Among the many highlights of our four years in the United States:
In Washington I've enjoyed working with successive Administrations, and helping to steer the UK-US relationship through political change in both London and Washington. As British Ambassador, I've had remarkable access to decision makers and opinion formers in Washington, and have participated actively in the public policy debates among the world class think tanks and universities in the nation's capital. I admire the seriousness of public debate here, and the depth of expertise on a broad range of topics - from the politics of happiness, to the Chinese economy, to the situation on the ground in Afghanistan. There is nowhere in the world which so relishes serious policy discussion across so wide a spectrum.

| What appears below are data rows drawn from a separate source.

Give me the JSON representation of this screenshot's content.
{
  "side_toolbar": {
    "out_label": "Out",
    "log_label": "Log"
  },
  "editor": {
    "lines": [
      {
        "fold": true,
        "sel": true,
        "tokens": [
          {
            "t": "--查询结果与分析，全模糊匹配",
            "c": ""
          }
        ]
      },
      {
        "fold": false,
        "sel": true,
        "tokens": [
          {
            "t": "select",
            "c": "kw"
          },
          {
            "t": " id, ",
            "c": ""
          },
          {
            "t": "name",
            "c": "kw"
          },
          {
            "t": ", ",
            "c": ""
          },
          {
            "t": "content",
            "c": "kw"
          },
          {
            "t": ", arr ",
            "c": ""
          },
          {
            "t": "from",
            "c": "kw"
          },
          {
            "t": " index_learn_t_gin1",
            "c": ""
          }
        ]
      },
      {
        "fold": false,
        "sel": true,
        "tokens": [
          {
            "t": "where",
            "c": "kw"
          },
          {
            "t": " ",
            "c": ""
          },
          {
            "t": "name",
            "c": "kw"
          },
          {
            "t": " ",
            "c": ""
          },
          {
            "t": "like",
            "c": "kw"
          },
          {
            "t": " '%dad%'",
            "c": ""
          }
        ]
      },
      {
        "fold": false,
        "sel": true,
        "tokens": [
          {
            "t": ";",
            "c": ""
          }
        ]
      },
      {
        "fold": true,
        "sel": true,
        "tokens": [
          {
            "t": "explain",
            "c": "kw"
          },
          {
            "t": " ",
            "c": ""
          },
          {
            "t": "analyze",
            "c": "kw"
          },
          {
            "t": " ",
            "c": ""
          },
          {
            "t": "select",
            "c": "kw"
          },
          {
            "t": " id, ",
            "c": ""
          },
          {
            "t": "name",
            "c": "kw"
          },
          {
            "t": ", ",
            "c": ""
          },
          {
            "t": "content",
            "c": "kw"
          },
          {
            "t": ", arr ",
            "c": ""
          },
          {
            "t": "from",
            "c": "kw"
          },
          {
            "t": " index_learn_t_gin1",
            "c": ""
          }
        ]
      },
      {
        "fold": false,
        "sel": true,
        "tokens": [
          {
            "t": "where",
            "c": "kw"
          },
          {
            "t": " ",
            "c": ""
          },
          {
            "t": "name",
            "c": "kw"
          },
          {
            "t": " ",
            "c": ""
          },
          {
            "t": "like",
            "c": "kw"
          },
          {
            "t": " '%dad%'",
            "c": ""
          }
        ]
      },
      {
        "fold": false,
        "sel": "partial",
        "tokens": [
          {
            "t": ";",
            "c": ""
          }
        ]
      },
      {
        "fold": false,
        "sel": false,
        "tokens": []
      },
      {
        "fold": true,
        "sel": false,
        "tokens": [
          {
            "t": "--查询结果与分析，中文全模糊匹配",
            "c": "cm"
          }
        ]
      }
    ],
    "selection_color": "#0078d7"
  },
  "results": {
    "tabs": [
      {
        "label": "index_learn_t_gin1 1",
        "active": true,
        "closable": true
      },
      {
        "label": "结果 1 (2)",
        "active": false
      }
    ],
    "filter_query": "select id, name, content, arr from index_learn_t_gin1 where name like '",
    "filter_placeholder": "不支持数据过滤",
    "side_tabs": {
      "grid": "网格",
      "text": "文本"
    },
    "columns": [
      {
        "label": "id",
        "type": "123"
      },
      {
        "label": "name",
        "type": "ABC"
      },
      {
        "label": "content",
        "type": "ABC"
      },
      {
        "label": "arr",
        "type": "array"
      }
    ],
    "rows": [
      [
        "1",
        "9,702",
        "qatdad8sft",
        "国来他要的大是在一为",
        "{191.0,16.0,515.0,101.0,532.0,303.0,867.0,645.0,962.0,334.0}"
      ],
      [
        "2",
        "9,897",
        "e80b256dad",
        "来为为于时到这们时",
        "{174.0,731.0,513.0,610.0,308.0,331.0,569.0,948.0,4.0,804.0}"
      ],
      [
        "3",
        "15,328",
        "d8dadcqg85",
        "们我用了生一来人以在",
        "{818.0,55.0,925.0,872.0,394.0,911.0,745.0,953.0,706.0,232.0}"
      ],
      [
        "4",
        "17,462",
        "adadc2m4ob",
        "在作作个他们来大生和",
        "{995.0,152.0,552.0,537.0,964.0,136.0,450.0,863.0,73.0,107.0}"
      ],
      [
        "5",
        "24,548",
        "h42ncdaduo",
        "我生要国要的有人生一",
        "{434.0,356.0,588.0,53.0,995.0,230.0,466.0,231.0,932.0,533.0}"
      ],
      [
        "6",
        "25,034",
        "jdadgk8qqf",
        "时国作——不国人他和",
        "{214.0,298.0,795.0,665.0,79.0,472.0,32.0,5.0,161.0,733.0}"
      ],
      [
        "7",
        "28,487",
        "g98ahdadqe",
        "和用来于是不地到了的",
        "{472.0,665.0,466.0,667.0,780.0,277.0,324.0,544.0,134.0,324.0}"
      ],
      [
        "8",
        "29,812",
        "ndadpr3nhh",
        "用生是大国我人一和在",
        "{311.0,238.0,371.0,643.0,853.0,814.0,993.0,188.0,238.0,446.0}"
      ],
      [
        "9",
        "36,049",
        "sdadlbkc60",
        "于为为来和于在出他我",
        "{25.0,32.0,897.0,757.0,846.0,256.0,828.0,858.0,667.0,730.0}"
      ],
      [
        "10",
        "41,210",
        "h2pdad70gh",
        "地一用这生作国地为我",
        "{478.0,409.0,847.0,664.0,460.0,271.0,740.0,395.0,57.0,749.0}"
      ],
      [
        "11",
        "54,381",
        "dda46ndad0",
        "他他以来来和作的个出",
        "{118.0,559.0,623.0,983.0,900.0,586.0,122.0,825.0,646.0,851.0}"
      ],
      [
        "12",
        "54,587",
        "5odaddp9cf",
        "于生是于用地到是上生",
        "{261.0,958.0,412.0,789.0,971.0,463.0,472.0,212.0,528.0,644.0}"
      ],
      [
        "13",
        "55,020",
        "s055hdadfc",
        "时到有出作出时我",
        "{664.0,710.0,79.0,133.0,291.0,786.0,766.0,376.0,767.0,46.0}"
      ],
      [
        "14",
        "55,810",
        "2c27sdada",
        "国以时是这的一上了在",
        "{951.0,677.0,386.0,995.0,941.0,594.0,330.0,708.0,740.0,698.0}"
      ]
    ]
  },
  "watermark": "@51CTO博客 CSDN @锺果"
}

My time as Ambassador has coincided with a period of unprecedented turbulence and significant change in the global order, both political and economic. The UK, like the US, is spending a lot of time reflecting on the shift of economic power to the Asia-Pacific region and to the Southern Hemisphere. Profound social and political change is taking place in the Middle East. Both our countries remain heavily involved in Afghanistan. We are working closely together on the threats we face in Pakistan, Iran, East Africa and elsewhere.
In all this uncertainty, one port in the storm has been the solidity and relevance of the UK-US relationship. Like the United States, the UK has to cut its cloth in international relations according to our economic means. But we remain the United States' most capable global ally. Like the US, we have assets and relationships throughout the world. Britain remains the top overseas investor in the United States with 140 times the investment stock that China has here. The defence, intelligence and foreign policy core of our relationship remains strong. All our government interactions are underpinned by longstanding human and cultural links. I'm confident that the relationship will continue to evolve and thrive. My successor, Peter Westmacott, another career diplomat, will take over later this month.
When I get back to the UK I will retire from the British Diplomatic Service after over 35 years. I hope to put my international experience to good use in business and other fields. I'm encouraged by what American colleagues in diplomacy and national security have done with their lives after public service.
But before Julia and I return to London, we are going to take a few weeks off travelling in the Pacific, starting in Hawaii, the only state in the Union with a Union Jack still on its flag. The legacy is actually a bit mixed - Captain Cook, who was the first European to visit Hawaii, died there after outstaying his welcome. Learning from history, we will be staying less than a week! We look forward to seeing one of the few states we have not visited and having some time to reflect on four very happy years here. For that, I am grateful of course to my British colleagues in the Embassy and Consulates General, and to a huge number of Americans in all walks of life who have enriched our time here. Thank you to all.